Je me suis prise au jeu, et même si je n'ai pas eu de prix, j'ai beaucoup aimé écrire. C'est le but n'est-ce pas ? Je vous livre le texte, à vous de me dire ce que vous en pensez.
Cauchemar
en forêt
L'homme
s'arrêta, incertain. Il lui était difficile de se repérer dans ce
décor inhospitalier de la forêt dans lequel il avait été
brutalement jeté.
Depuis
qu'il s'était échappé du coffre de la voiture par un incroyable
miracle, il avait couru longtemps à perdre haleine sur le premier
sentier venu cerné par des arbres échevelés et des buissons
touffus. La sueur lui coulait dans les yeux, le sang battait dans
ses tempes, ses pieds se tordaient sur le sol inégal le faisant
souvent chuter, mais, oubliant la douleur, il se relevait, les
jambes douloureuses. Sa respiration était rauque, hachée.
Le chemin
se divisait en deux : droite ? gauche ? Il s'arrêta,
ne sachant lequel prendre, essayant d'écouter les bruits alentour.
Son cerveau était embrumé. Une chape de plomb habillait son corps
souffrant, rendant ses jambes flageolantes.
Pourquoi
devait-il courir ? Il n'avait plus de souvenir …. juste une
sensation de peur viscérale qui lui ordonnait de fuir éperdument.
Sa tête était sur le point d'éclater. Son coeur cognait dur dans
sa poitrine, un point de côté -mille piquants le lacérant- le
pliait en deux. Les arbres lui paraissaient être des fantômes aux
bras gigantesques et menaçants. Le vent gémissait dans les arbres,
sons discordants qui lui vrillaient les tympans. Il était nauséeux.
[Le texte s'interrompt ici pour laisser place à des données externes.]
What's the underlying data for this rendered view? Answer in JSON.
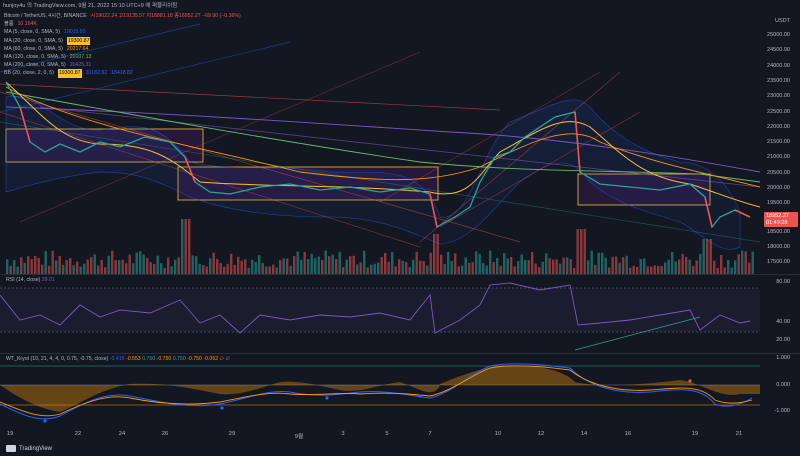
{
  "header": {
    "text": "hunjoy4u 의 TradingView.com, 9월 21, 2022 15:10 UTC+9 에 퍼블리쉬됨"
  },
  "symbol_legend": {
    "title": "Bitcoin / TetherUS, 4시간, BINANCE",
    "ohlc": "시19022.24 고19135.57 저18881.18 종18952.27 −69.90 (−0.36%)",
    "volume_label": "볼륨",
    "volume_value": "10.164K"
  },
  "ma_rows": [
    {
      "name": "MA (5, close, 0, SMA, 5)",
      "value": "19015.93",
      "color": "#2962ff"
    },
    {
      "name": "MA (20, close, 0, SMA, 5)",
      "value": "19300.87",
      "color": "#fbc02d"
    },
    {
      "name": "MA (60, close, 0, SMA, 5)",
      "value": "20217.64",
      "color": "#ff9800"
    },
    {
      "name": "MA (120, close, 0, SMA, 5)",
      "value": "20107.13",
      "color": "#66bb6a"
    },
    {
      "name": "MA (200, close, 0, SMA, 5)",
      "value": "20425.31",
      "color": "#7e57c2"
    },
    {
      "name": "BB (20, close, 2, 0, 5)",
      "values": [
        "19300.87",
        "20182.92",
        "18418.82"
      ],
      "color": "#2962ff"
    }
  ],
  "price_scale": {
    "currency": "USDT",
    "ticks": [
      "25000.00",
      "24500.00",
      "24000.00",
      "23500.00",
      "23000.00",
      "22500.00",
      "22000.00",
      "21500.00",
      "21000.00",
      "20500.00",
      "20000.00",
      "19500.00",
      "18500.00",
      "18000.00",
      "17500.00"
    ],
    "last_price": "18952.27",
    "countdown": "01:49:28",
    "last_color": "#ef5350"
  },
  "rsi": {
    "label": "RSI (14, close)",
    "value": "39.01",
    "ticks": [
      "80.00",
      "40.00",
      "20.00"
    ]
  },
  "wt": {
    "label": "WT_Kryot (10, 21, 4, 4, 0, 0.75, -0.75, close)",
    "values": [
      "-0.415",
      "-0.553",
      "0.750",
      "-0.750",
      "0.750",
      "-0.750",
      "-0.062",
      "∅",
      "∅"
    ],
    "ticks": [
      "1.000",
      "0.000",
      "-1.000"
    ]
  },
  "x_axis": [
    "19",
    "22",
    "24",
    "26",
    "29",
    "9월",
    "3",
    "5",
    "7",
    "10",
    "12",
    "14",
    "16",
    "19",
    "21"
  ],
  "footer": {
    "brand": "TradingView"
  },
  "colors": {
    "up": "#26a69a",
    "down": "#ef5350",
    "background": "#131722",
    "consolidation_box": "#fbc02d"
  }
}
Une douleur plus aiguë le fit tomber de nouveau à terre. Il crut
entendre des voix, des aboiements,
des cris. Son prénom avait-il été prononcé ? Les sons se
mélangeaient, bouillie sonore, carillonnant dans son cerveau.
Un vague
souvenir vite effiloché lui serra le ventre. Il ne devait plus
s'arrêter mais continuer à fuir car sa survie en dépendait. Il se
releva péniblement, les larmes aux yeux rougis et douloureux, pris
de tremblements à l'idée qu'on le retrouve et qu'on finisse par le
tuer. Hors d'haleine il continua sa course folle, la gorge en feu,
gluant de sueur froide.
Peu à peu
la nuit étendait son manteau anthracite sur la forêt qui allait
bientôt devenir impraticable. Il devait trouver un abri tant qu'il
voyait encore un peu. Il était épuisé, haletant, chancelant.
Il quitta
le sentier et se jeta dans les taillis, se protégeant le visage des
broussailles épineuses, titubant plus que marchant, en aveugle. Il
entendit alors des gémissements, s'arrêta net, le ventre serré ;
quelqu'un claquait des dents tout près de lui, il faillit hurler, se
retint de justesse. Chut ! Il ne devait en aucun cas faire de
bruit… Il réalisa alors que ces gémissements de frayeur sortaient
de sa bouche. Sa peur exsudait par tous ses pores.
La lune,
chahutée par les nuages noirs, gonflés de pluie, qui
s’amoncelaient, éclairait par intermittence la forêt maintenant
plus clairsemée : les buissons étaient moins touffus, moins
denses, la marche plus aisée. A chaque instant, des bruits nocturnes
lui faisaient tendre l'oreille et se retourner : une ombre le
suivait ? Quelqu'un avait bougé ?
Combien de
temps s'était écoulé depuis que la voiture s'était arrêtée, le
coffre ouvert ? Une éternité. Et comment avait-il pu échapper
à son ravisseur ? Tout était confus, son crâne était si
douloureux. Il avait froid, la faim et la soif le tenaillaient, la
fatigue ralentissait sa fuite.
Le vent
tonitruait dans les arbres, bousculait les nuages cachant ou
découvrant la lune au gré de ses caprices.
Il déboucha
devant un lac ; la lune éclaira un court instant une barque
légère et dansante, frêle embarcation de fortune mais qui pourrait
néanmoins lui servir de refuge. Il devait dormir, se reposer,
remettre en ordre ses pensées pour trouver des réponses à ses
nombreuses interrogations.
A la faveur
de la lumière furtive de la lune, il détacha la chaîne du ponton
et grimpa pesamment dans la barque oscillante. D'un tas informe aux
effluves malodorants, il sortit ce qui ressemblait à une couverture,
s'enroula dedans sans faire la fine bouche et se coucha.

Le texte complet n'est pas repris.